A choice of first novels
Molly Guinness Giles Wareing, a freelance journalist, is days away from his 40th birthday, pretty sure he has gout and otherwise minding — well, monitoring is perhaps more accurate — his own business, typing 'Giles Wareing funny/brilliant/clever' into search engines. When a perverse impulse leads him to try some less flattering adjectives he discovers the Haters: 'A lifetime of inchoate paranoia gelled.' On a specially dedicated chat site every article he writes is held up to scorn and ridicule and, worse still, psychological analysis. This is enough to accelerate anyone's midlife crisis, and Wareing's progresses with delightful precipitation. As his paranoia worsens, so do his friends, and although it occurs to him that he is too old to be getting into the wrong crowd, he is soon surrounded by some appalling characters.
Tim Dowling has the touch of Kingsley Amis in reproducing boring conversations with awful accuracy, and the more his hero offends those around him, the more one likes him. There is something about Giles Wareing that makes even his descriptions of fixing the dishwasher hilarious and the excerpts from his slapdash journalism are perfectly pitched: just bad enough, and, also, just good enough.
Dowling keeps up a strong narrative thread in The Giles Wareing Haters' Club (Picador, £14.99) and never for a moment loses sight of his primary purpose and talent: to be amusing. This is a wonderful book.
Marie Phillips, too, is very funny. In Gods Behaving Badly (Cape, £12.99) she has moved the Olympian gods to north London, where they squabble among themselves and try to hold down modern jobs; Apollo is a TV psychic; Artemis (hunting, and chastity, and the moon) walks dogs; Dionysus runs a night club; Aphrodite's phone sex is out of this world; Athene has been reduced to a verbose bluestocking whose wisdom the rest of the gods find too boring to listen to; Eros is trying to become a good Christian but finds it hard with a mother like Aphrodite. The gods' power is diminishing and must be used sparingly; Apollo, rather profligate with his, is put under oath to mend his ways, but this becomes difficult when Artemis hires a cleaner.
The gods' interaction with mortals is brilliant, divinities casually assuming superiority, humans assuming they're mad or awful or both. Most of the gods find their roles alarmingly sidelined in the modern world, though Hermes is busier than ever, running the world's economy and escorting the dead to Angel tube station — Charon has switched his boat for a train.
The story moves with crazy pace — Hermes, also god of coincidences, is helpful — but never becomes annoying or confusing. The necessary mythology is filled in rapidly and casually in conversation, so it doesn't matter how much or little the reader knows about the Greek gods; knowledge will only confirm that Phillips has captured their childish irresponsibility perfectly while amusing her readers with an unlikely successor to Hercules and a touching human love story while she's about it.
The Night Climbers by Ivo Stourton (Doubleday, £10) heralds the debut of a brilliant writer.
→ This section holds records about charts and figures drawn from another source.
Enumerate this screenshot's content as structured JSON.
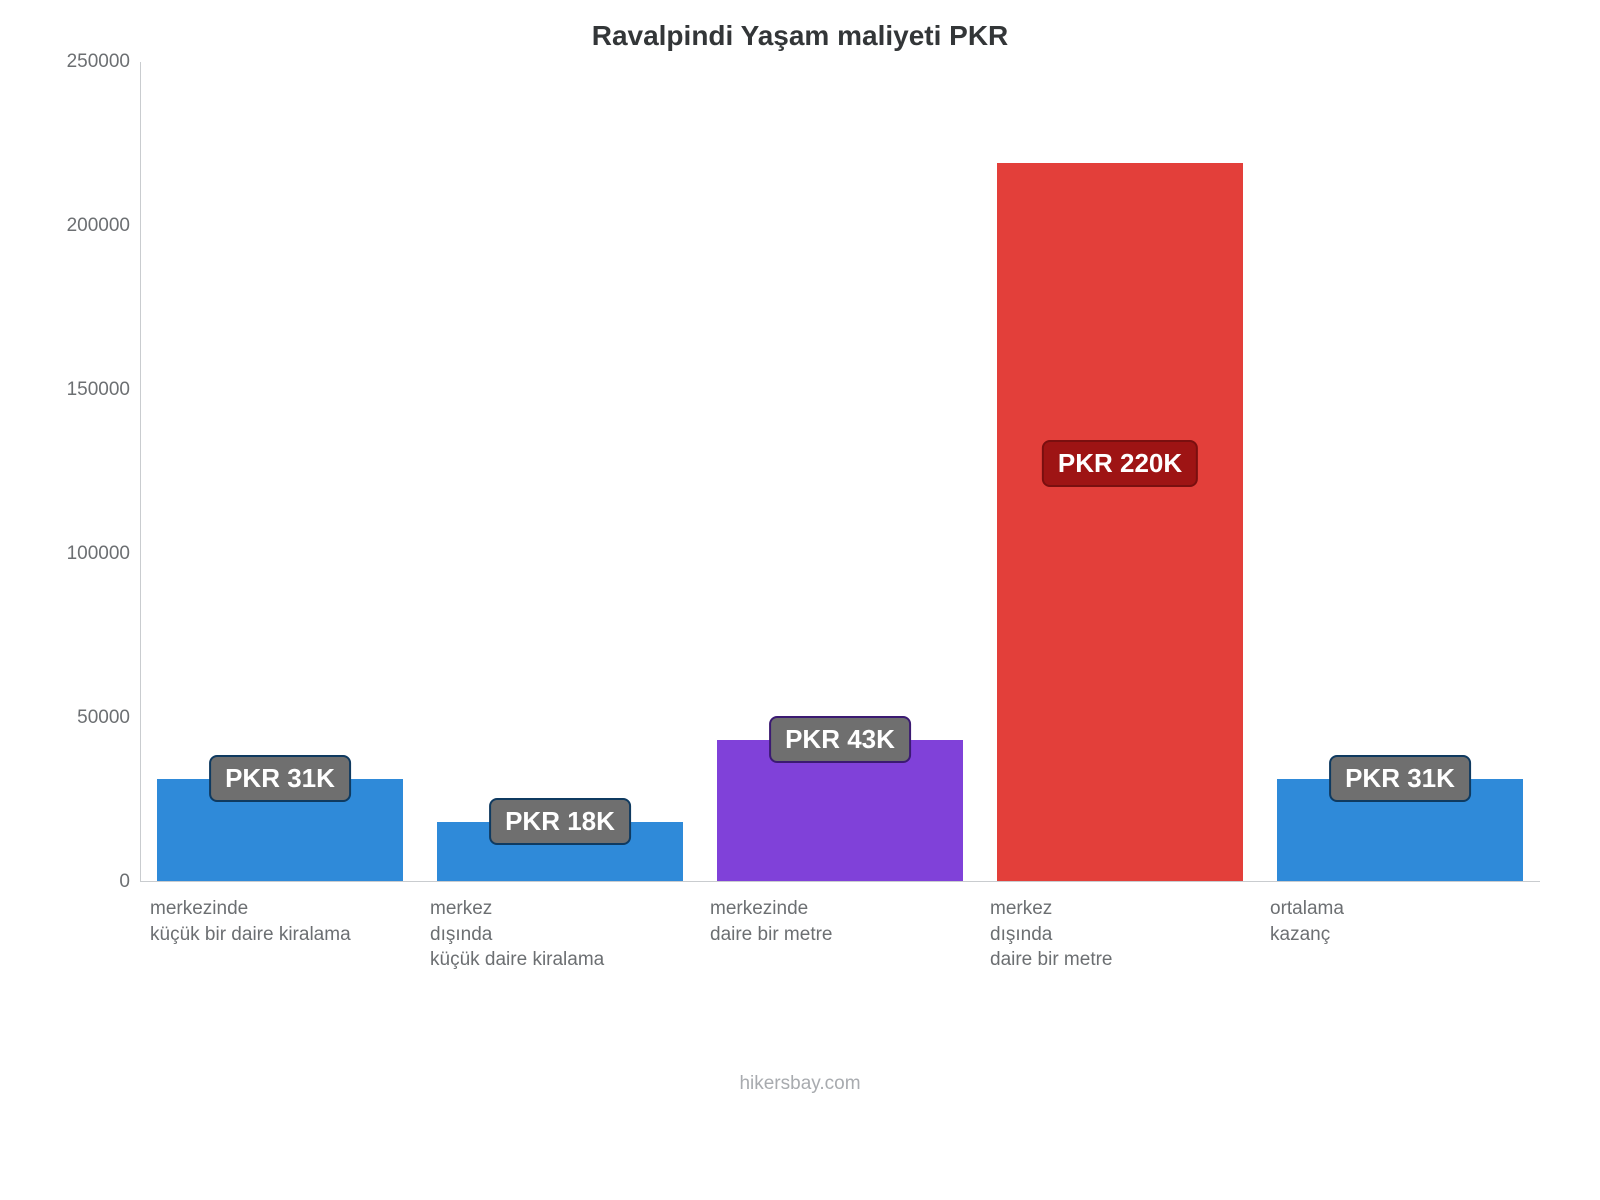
{
  "chart": {
    "type": "bar",
    "title": "Ravalpindi Yaşam maliyeti PKR",
    "title_fontsize": 28,
    "title_color": "#333638",
    "background_color": "#ffffff",
    "axis_line_color": "#c9cccf",
    "tick_label_color": "#6c6f72",
    "tick_fontsize": 19,
    "x_label_fontsize": 19,
    "badge_fontsize": 26,
    "credit_fontsize": 19,
    "y": {
      "min": 0,
      "max": 250000,
      "ticks": [
        0,
        50000,
        100000,
        150000,
        200000,
        250000
      ]
    },
    "bars": [
      {
        "label": "merkezinde\nküçük bir daire kiralama",
        "value": 31000,
        "display": "PKR 31K",
        "bar_color": "#2f8ad9",
        "badge_bg": "#6f6f6f",
        "badge_border": "#0f3a60"
      },
      {
        "label": "merkez\ndışında\nküçük daire kiralama",
        "value": 18000,
        "display": "PKR 18K",
        "bar_color": "#2f8ad9",
        "badge_bg": "#6f6f6f",
        "badge_border": "#0f3a60"
      },
      {
        "label": "merkezinde\ndaire bir metre",
        "value": 43000,
        "display": "PKR 43K",
        "bar_color": "#8041d9",
        "badge_bg": "#6f6f6f",
        "badge_border": "#3b1a72"
      },
      {
        "label": "merkez\ndışında\ndaire bir metre",
        "value": 219000,
        "display": "PKR 220K",
        "bar_color": "#e33f3a",
        "badge_bg": "#9e1414",
        "badge_border": "#7a0f0f"
      },
      {
        "label": "ortalama\nkazanç",
        "value": 31000,
        "display": "PKR 31K",
        "bar_color": "#2f8ad9",
        "badge_bg": "#6f6f6f",
        "badge_border": "#0f3a60"
      }
    ],
    "credit": "hikersbay.com"
  }
}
This is far from being your average tale of Oxbridge decadence. The characters are glamorous and extreme, and a lesser writer might have found it difficult to maintain credibility, but Stourton's narrator has enough acumen to scrutinise his friends while stopping short of over-analysing them. The narrative switches effortlessly between the roofs and cafés and parks of Cambridge and the claustrophobic flat of the protagonist ten years on; the plot could easily have seemed formulaic but Stourton's skill keeps the story from descending into melodrama. The writing is elegant, and bold similes combine imaginative description with original psychological insight. Stourton is a storyteller with perfect poise.
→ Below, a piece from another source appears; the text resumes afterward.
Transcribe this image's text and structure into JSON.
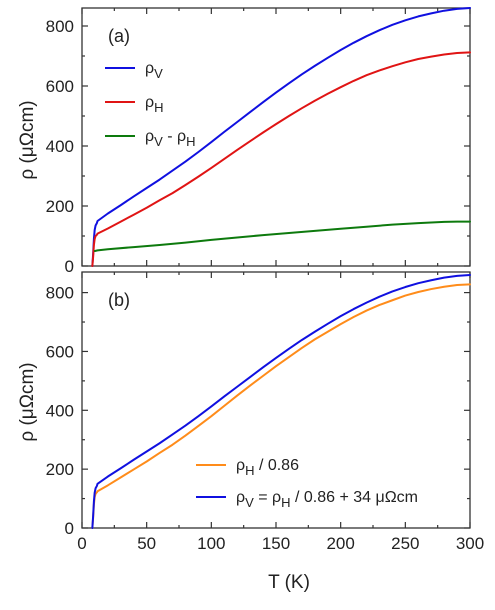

In Adam Foulds's The Truth About These Strange Times (Weidenfeld, £12.99) Howard is a fat Scotsman with a criminal record; Les and Barbara take him into their home, whereupon he makes off with their son Saul, 11, a memory champion in the making. Howard is completely useless and can't hold down a job as a towel attendant in a gym; over-worked, over-achieving Saul has never seen anyone like him, and yearns for the freedom he imagines that Howard has at his command. A touching relationship grows between them as Howard gives Saul a break from his matrices and binary sequences and begins to realise quite how much trouble they've got themselves into. The characters work well together: the child's superior intelligence is balanced by the superior experience of the fat man, thus enabling a friendship to grow on equal terms, a new experience for both of them. There is an amusing cast of minor characters — Alfonso, a chip-shop owner and boxer, Hassan, an offensive co-worker who looks like a fridge, and a gaggle of friendly Russians who get Howard embroiled in a nerve-racking scheme of their own. Foulds is too gentle with his gentle giant, but perhaps that is really what we want for our weirdos and misfits.